Turni  di voga e di  riposo,  mangiare e  curare le malattie  contratte a bordo. Che le condizioni dei vogatori fossero dure è fuor di dubbio, ma non dobbiamo pensare che la vita di chi remava in galea non avesse nessun valore. Soprattutto il cibo era fondamentale, perchè  costituiva il carburante di chi muoveva la galea.  Il cibo di bordo doveva coniugare tre esigenze: essere conservabile, economico e nutriente a sufficienza.

Cereali e legumi per i forzati

Cibo essiccato dunque, come gallette in polvere. Era il massamoro (dal francese mache-moure). Poi  fave o castagne cucinate nel “fogone” in forma di zuppa erano la base del vitto quotidiano per i forzati.

Vi era però, una distinzione tra schiavi, forzati e rematori volontari (i buonavoglia). La dieta dei buonavoglia era relativamente più ricca, tanto da dar  luogo a “giorni di magro” e “giorni di grasso”.  Nei giorni di grasso era distribuita anche una razione di carne salata o pesce (baccalà, aringhe, sardine) o formaggio, nonché ½ litro di vino a testa.

L’accostamento cereali-legumi rappresentava comunque una dieta equilibrata dal punto di vista dei carboidrati e degli zuccheri, importanti più dei grassi – oltretutto facilmente deperibili – per affrontare sforzi intensi ma non prolungati, inferiori cioè alle 4 ore di voga.

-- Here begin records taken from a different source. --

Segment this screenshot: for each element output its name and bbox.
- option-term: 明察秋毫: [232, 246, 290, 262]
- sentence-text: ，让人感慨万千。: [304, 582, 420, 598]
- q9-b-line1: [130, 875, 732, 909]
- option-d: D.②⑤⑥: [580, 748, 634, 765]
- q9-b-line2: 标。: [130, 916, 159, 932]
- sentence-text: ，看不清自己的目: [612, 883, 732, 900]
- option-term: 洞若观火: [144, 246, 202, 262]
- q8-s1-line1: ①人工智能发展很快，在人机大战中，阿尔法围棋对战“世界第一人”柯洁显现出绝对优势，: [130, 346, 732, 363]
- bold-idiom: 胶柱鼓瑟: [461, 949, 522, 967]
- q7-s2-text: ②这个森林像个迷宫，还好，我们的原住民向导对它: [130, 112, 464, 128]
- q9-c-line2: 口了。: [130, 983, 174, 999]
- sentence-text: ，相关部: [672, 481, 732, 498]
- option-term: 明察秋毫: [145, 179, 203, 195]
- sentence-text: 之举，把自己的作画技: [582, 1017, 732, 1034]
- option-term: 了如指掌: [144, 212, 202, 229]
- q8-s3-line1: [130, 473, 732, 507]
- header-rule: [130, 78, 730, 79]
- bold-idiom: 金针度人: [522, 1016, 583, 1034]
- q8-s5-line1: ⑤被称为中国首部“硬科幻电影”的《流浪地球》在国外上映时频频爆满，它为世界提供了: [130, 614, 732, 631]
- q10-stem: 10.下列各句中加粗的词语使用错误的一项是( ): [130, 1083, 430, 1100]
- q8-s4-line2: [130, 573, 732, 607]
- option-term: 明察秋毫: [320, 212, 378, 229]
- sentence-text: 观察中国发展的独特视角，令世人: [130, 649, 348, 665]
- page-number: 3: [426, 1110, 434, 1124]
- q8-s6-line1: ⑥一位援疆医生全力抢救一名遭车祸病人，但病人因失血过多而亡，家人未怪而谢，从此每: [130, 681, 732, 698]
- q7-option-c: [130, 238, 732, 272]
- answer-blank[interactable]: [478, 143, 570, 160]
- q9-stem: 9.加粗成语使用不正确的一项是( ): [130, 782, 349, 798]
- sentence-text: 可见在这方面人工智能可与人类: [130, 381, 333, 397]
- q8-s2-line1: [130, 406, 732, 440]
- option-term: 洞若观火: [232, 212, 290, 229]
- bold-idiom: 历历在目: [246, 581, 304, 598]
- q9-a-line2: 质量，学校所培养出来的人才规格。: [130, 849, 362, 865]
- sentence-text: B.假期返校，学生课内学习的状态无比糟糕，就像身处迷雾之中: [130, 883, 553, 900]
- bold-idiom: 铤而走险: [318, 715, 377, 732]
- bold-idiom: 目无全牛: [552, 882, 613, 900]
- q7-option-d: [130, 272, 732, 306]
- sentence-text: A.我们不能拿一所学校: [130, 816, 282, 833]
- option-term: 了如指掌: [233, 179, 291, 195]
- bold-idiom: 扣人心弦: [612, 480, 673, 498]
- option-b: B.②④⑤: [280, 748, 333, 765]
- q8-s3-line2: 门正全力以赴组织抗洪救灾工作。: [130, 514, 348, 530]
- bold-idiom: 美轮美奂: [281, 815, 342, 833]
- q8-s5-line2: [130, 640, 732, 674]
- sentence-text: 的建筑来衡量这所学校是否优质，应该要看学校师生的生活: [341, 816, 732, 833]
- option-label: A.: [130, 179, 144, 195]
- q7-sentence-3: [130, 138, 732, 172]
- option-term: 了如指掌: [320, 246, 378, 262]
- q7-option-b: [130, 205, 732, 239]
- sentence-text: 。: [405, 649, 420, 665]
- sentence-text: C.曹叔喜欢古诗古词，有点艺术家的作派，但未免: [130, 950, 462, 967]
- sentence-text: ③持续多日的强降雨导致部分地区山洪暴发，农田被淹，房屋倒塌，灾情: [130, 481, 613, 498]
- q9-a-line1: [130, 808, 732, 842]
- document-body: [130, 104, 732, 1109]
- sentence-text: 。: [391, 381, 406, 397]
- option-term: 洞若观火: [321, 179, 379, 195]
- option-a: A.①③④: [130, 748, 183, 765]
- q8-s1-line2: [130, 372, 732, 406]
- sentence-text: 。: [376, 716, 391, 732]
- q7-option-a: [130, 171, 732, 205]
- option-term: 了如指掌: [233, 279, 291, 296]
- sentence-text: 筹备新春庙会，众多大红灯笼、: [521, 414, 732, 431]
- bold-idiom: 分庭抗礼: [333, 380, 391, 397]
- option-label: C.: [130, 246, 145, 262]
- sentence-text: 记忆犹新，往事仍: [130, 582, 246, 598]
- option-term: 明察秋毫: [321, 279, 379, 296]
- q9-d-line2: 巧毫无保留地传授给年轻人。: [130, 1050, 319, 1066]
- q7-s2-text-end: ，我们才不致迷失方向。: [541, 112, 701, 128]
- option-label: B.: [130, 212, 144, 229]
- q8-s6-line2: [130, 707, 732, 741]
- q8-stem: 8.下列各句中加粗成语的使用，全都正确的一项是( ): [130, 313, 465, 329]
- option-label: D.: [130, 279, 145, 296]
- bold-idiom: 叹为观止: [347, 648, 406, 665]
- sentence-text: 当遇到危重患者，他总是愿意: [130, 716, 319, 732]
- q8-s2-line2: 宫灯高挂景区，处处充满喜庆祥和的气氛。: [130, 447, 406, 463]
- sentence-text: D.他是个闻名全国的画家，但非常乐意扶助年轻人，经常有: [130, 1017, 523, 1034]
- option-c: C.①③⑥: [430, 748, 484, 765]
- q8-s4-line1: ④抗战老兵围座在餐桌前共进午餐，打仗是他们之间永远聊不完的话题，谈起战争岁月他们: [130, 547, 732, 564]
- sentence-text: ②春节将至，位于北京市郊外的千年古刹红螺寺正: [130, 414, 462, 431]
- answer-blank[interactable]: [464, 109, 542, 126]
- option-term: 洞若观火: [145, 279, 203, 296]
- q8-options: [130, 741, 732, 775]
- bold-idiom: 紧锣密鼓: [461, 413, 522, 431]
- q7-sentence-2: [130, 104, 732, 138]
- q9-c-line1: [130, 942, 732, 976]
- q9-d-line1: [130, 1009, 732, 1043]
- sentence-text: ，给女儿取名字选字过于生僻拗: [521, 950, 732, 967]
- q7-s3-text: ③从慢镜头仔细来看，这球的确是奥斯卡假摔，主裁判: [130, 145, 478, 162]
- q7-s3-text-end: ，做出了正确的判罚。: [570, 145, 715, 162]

Razioni  di cibo dunque al limite dell’indispensabile, riequilibrate nei casi si fossero rivelate insufficienti, da una distribuzione straordinaria di vino.

I rematori hanno trenta once di biscotto ogni giorno e una minestra di fave un giorno sì e un giorno no.  Hanno diritto alla carne e al vino quattro volte all’anno. Per la festa del Natale del Signore, per la Pasqua di risurrezione, per la Pentecoste e per il Carnevale.

Carne per malati, soldati e passeggeri

La vita del rematore era comunque preziosa: infatti  i malati erano nutriti con carne e uova.  L’equipaggio e i soldati avevano biscotto  e minestra, una razione di vino e mezza libbra di carne o di pesce salato.

Grazie a un privilegio concesso dalla santa Religione sulle galee il passeggero che desidera mangiare carne fresca di manzo o di capretto rubata a terra dai soldati o rubata da lui stesso, può mangiarla anche di quaresima durante le quattro tempora, di venerdì, nelle vigilie e in tutti gli altri giorni proibiti. Possono farlo senza alcuna vergogna e senza problemi di coscienza.

Un manoscritto ligure elenca:

“140 barili di vino (ognuno conteneva circa 50 litri), 20 di aceto, mezza tonnellata di olio, una tonnellata e mezza di formaggio, una tonnellata di carne salata, 50 barili di sardine, 6 di tonno, 4 di aringhe, sale, uova, candele; altri 192 barili costituivano la riserva d’acqua per l’equipaggio, da rinnovarsi sovente durante la navigazione. Nel pagliolo si conservavano 21 tonnellate di biscotto o galletta”. Il pericolo maggiore per la salute dei rematori era la disidratazione. Per questo la navigazione era scandita da frequenti soste che servivano per approvvigionarsi del bene più prezioso: l’acqua.